Previous reports of the effects of NIPPV in type II respiratory failure due to chronic airways obstruction over shorter follow up periods have produced similar results, but not all patients in this category will respond so well.9 ,10 Elliott et al 11 found that only seven out of 12 patients continued with treatment over 12 months. Those who did so had fewer symptoms (so may not have perceived the benefit), and others did so because of loss of confidence in equipment and possibly lack of training. We agree with Meecham Jones et al 7that these patients take to their new treatment much more readily if they are stabilised during a period in hospital when the beneficial effects on excessive diurnal somnolence and intellectual function can be definitively demonstrated. Specialised nursing and medical support appears to be essential.

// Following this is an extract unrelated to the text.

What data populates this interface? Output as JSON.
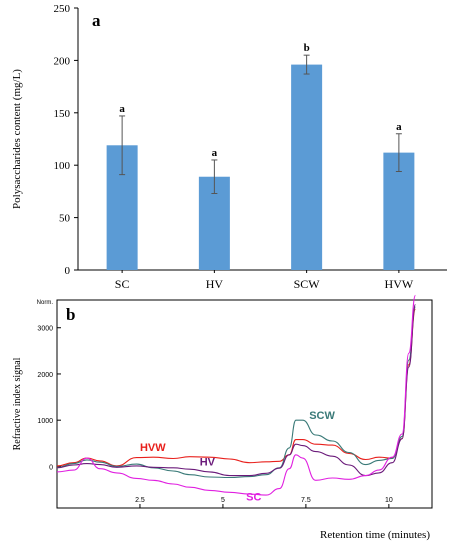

Domiciliary NIPPV produces significant and sustained improvements in arterial blood gas tensions in patients with severe COPD and hypercapnoeic respiratory failure unresponsive to other treatments, reducing both hospital admissions and demand on general practitioner resources. Although the number of patients is small, the encouraging results of treatment suggest that prospective studies with clearly defined enrolment criteria in a larger group of patients are urgently required.


The authors acknowledge the assistance of Dr Abdullah Eid with statistical analysis.